Wir treffen athletische Biker aus Slowenien, Outdoor-gestylte Wüstenwanderer aus Deutschland, sich selbst fotografierende Bloggerinnen, schöne Instagramerinnen, italienische Wüsten-Rallye-Fahrer, tunesische Musikliebhaber, die wie wir zum Musikfest ins Camp Mars fahren. Die Angst vor Anschlägen, vor bewaffnetem Gesindel hier in der Grenzregion Wüste hat sich gelegt. Das Militär sei überall, betont Hammed. Er muss es wissen, sein Sohn arbeitet dort.

Im Camp Mars

Zwischen hohen Dünen stehen ungefähr 30 weiße Zelte. Die Zelte sind mit Teppichen ausgelegt. Ein bequemes Doppelbett und überzogene Decken schützen vor der nächtlichen Kälte. Durch einen Vorhang abgetrennt die Toilette. Sie hat kein Wasser, dafür Sägespäne und entfernbare Plastiksäcke. Im großen Hauptzelt ist das Restaurant. Hier gibt es beste tunesische Küche mit regionalem Einschlag: Das Dromedargulasch schmeckt vorzüglich, der Rotwein macht den strahlenden Sternenhimmel abends beim Lagerfeuer noch schöner.

Das Land

Am 14. Januar jährt sich die Vertreibung des Alleinherrschers Ben Ali von 2011. Es war die Initialzündung für mehr Demokratie in vielen arabischen Ländern.

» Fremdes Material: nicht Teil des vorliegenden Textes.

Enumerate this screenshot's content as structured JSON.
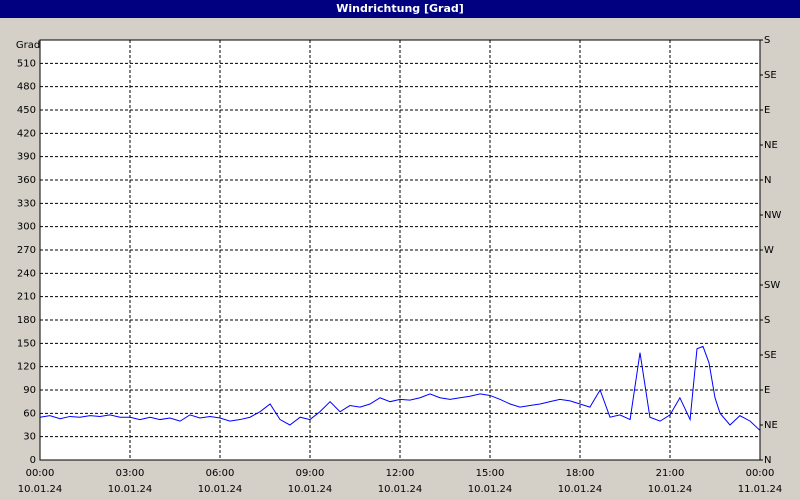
{
  "chart_data": {
    "type": "line",
    "title": "Windrichtung [Grad]",
    "y_label": "Grad",
    "x": [
      0,
      0.33,
      0.67,
      1,
      1.33,
      1.67,
      2,
      2.33,
      2.67,
      3,
      3.33,
      3.67,
      4,
      4.33,
      4.67,
      5,
      5.33,
      5.67,
      6,
      6.33,
      6.67,
      7,
      7.33,
      7.67,
      8,
      8.33,
      8.67,
      9,
      9.33,
      9.67,
      10,
      10.33,
      10.67,
      11,
      11.33,
      11.67,
      12,
      12.33,
      12.67,
      13,
      13.33,
      13.67,
      14,
      14.33,
      14.67,
      15,
      15.33,
      15.67,
      16,
      16.33,
      16.67,
      17,
      17.33,
      17.67,
      18,
      18.33,
      18.67,
      19,
      19.33,
      19.67,
      20,
      20.33,
      20.67,
      21,
      21.33,
      21.67,
      21.9,
      22.1,
      22.3,
      22.5,
      22.67,
      23,
      23.33,
      23.67,
      24
    ],
    "series": [
      {
        "color": "#0000ff",
        "values": [
          55,
          57,
          53,
          56,
          55,
          57,
          56,
          58,
          55,
          55,
          52,
          55,
          52,
          54,
          50,
          58,
          54,
          56,
          54,
          50,
          52,
          55,
          62,
          72,
          52,
          45,
          55,
          52,
          62,
          75,
          62,
          70,
          68,
          72,
          80,
          75,
          78,
          77,
          80,
          85,
          80,
          78,
          80,
          82,
          85,
          83,
          78,
          72,
          68,
          70,
          72,
          75,
          78,
          76,
          72,
          68,
          90,
          55,
          58,
          52,
          138,
          55,
          50,
          58,
          80,
          52,
          143,
          146,
          125,
          80,
          60,
          45,
          57,
          50,
          38
        ]
      }
    ],
    "xlim": [
      0,
      24
    ],
    "xticks": [
      {
        "value": 0,
        "label": "00:00",
        "date": "10.01.24"
      },
      {
        "value": 3,
        "label": "03:00",
        "date": "10.01.24"
      },
      {
        "value": 6,
        "label": "06:00",
        "date": "10.01.24"
      },
      {
        "value": 9,
        "label": "09:00",
        "date": "10.01.24"
      },
      {
        "value": 12,
        "label": "12:00",
        "date": "10.01.24"
      },
      {
        "value": 15,
        "label": "15:00",
        "date": "10.01.24"
      },
      {
        "value": 18,
        "label": "18:00",
        "date": "10.01.24"
      },
      {
        "value": 21,
        "label": "21:00",
        "date": "10.01.24"
      },
      {
        "value": 24,
        "label": "00:00",
        "date": "11.01.24"
      }
    ],
    "ylim": [
      0,
      540
    ],
    "yticks": [
      0,
      30,
      60,
      90,
      120,
      150,
      180,
      210,
      240,
      270,
      300,
      330,
      360,
      390,
      420,
      450,
      480,
      510
    ],
    "y2lim": [
      0,
      540
    ],
    "y2ticks": [
      {
        "value": 0,
        "label": "N"
      },
      {
        "value": 45,
        "label": "NE"
      },
      {
        "value": 90,
        "label": "E"
      },
      {
        "value": 135,
        "label": "SE"
      },
      {
        "value": 180,
        "label": "S"
      },
      {
        "value": 225,
        "label": "SW"
      },
      {
        "value": 270,
        "label": "W"
      },
      {
        "value": 315,
        "label": "NW"
      },
      {
        "value": 360,
        "label": "N"
      },
      {
        "value": 405,
        "label": "NE"
      },
      {
        "value": 450,
        "label": "E"
      },
      {
        "value": 495,
        "label": "SE"
      },
      {
        "value": 540,
        "label": "S"
      }
    ],
    "grid": true
  }
}
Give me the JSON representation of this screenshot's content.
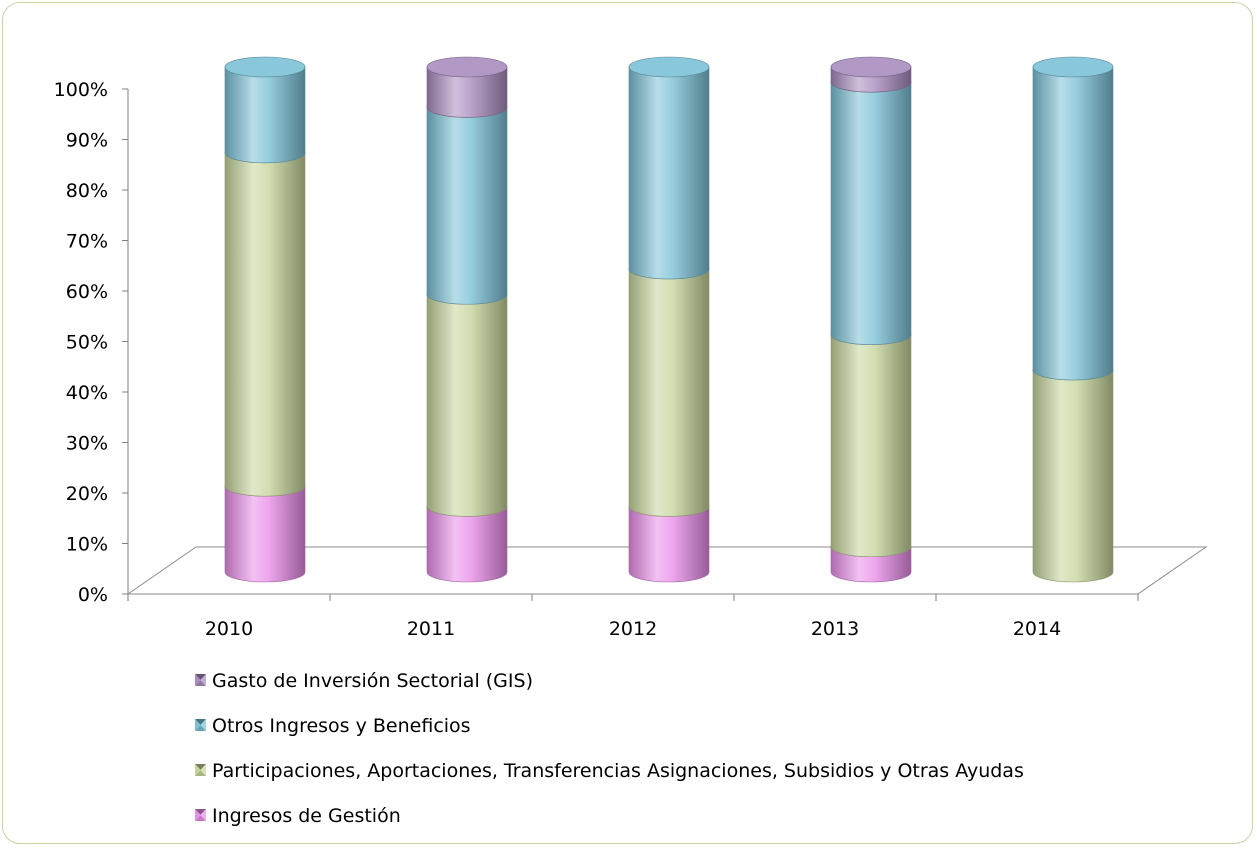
{
  "chart_data": {
    "type": "bar",
    "stacked": true,
    "percent_stacked": true,
    "three_d_cylinders": true,
    "categories": [
      "2010",
      "2011",
      "2012",
      "2013",
      "2014"
    ],
    "y_ticks": [
      "0%",
      "10%",
      "20%",
      "30%",
      "40%",
      "50%",
      "60%",
      "70%",
      "80%",
      "90%",
      "100%"
    ],
    "ylim": [
      0,
      100
    ],
    "legend_position": "bottom",
    "series": [
      {
        "name": "Ingresos de Gestión",
        "color": "#e98ee9",
        "values": [
          17,
          13,
          13,
          5,
          0
        ]
      },
      {
        "name": "Participaciones, Aportaciones, Transferencias Asignaciones, Subsidios y Otras Ayudas",
        "color": "#c7d59c",
        "values": [
          66,
          42,
          47,
          42,
          40
        ]
      },
      {
        "name": "Otros Ingresos y Beneficios",
        "color": "#7cc1d6",
        "values": [
          17,
          37,
          40,
          50,
          60
        ]
      },
      {
        "name": "Gasto de Inversión Sectorial (GIS)",
        "color": "#a98cbe",
        "values": [
          0,
          8,
          0,
          3,
          0
        ]
      }
    ],
    "legend_order": [
      "Gasto de Inversión Sectorial (GIS)",
      "Otros Ingresos y Beneficios",
      "Participaciones, Aportaciones, Transferencias Asignaciones, Subsidios y Otras Ayudas",
      "Ingresos de Gestión"
    ]
  }
}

Tunesien gilt weiterhin als einzig funktionierende arabische Demokratie. Doch die stagnierende Wirtschaft, der Frust der Jugendlichen vor allem in der Provinz, hohe Arbeitslosigkeit und anhaltende Korruption bedrohen die Entwicklung. Die Selbstverbrennung eines Journalisten im Landesinneren hat im Dezember neue Proteste ausgelöst. Für den 14. Januar, den achten Jahrestag der Revolution, rief die tunesische Journalistengewerkschaft SNJT zu einem Generalstreik auf.

Das Camp

Der Tourismus in die tunesische Sahara ist wieder im Aufwind. Mitten in der tunesischen Wüste, zwei Stunden von Douz entfernt, liegt das Luxuscamp Camp Mars, geeignet für Wüstenwanderungen. https://camp-mars.com/

Das Café

Auf dem Marktplatz von Douz unter den Arkaden befindet sich das Kulturcafé von Abdelmajid Belhaj Ibrahim, Tel. 0 02 16-20-69 27 66

Die Pension

Wer den touristischen Strukturen, die den Tunesien-Tourismus dominieren, entkommen will, dem sei als Unterkunft in Douz das Hotel du 20 Mars empfohlen. Die einfachen Zimmer liegen um einen Innenhof. Das Hotel hat eine eigene Agentur für Wüstentouren. Rue du 20 Mars, Tel: 0 02 16-75-47 02 69, hotel20mars@planet.tn

Die Reise wurde unterstützt vom Fremdenverkehrsamt Tunesien, www.discovertunisia.com

Riadh Mnif und seine Frau Célia Mnif haben das Camp mitten in der Wüste aufgebaut. Weil das aus Tunis stammende gutsituierte Ehepaar „die Wüste liebt“, wie Célia versichert. Inzwischen sind sie bekannt bei Wüstenfans, auch den Einheimischen. Es ist voll geworden im Camp. Am Folgetag veranstaltet Mnif zum vierten Mal das Festival „Musique & Silence“ (Musik und Stille). Es spielt ein Ensemble des in Tunesien bekannten Musikers Riadh Fehri aus Tunis.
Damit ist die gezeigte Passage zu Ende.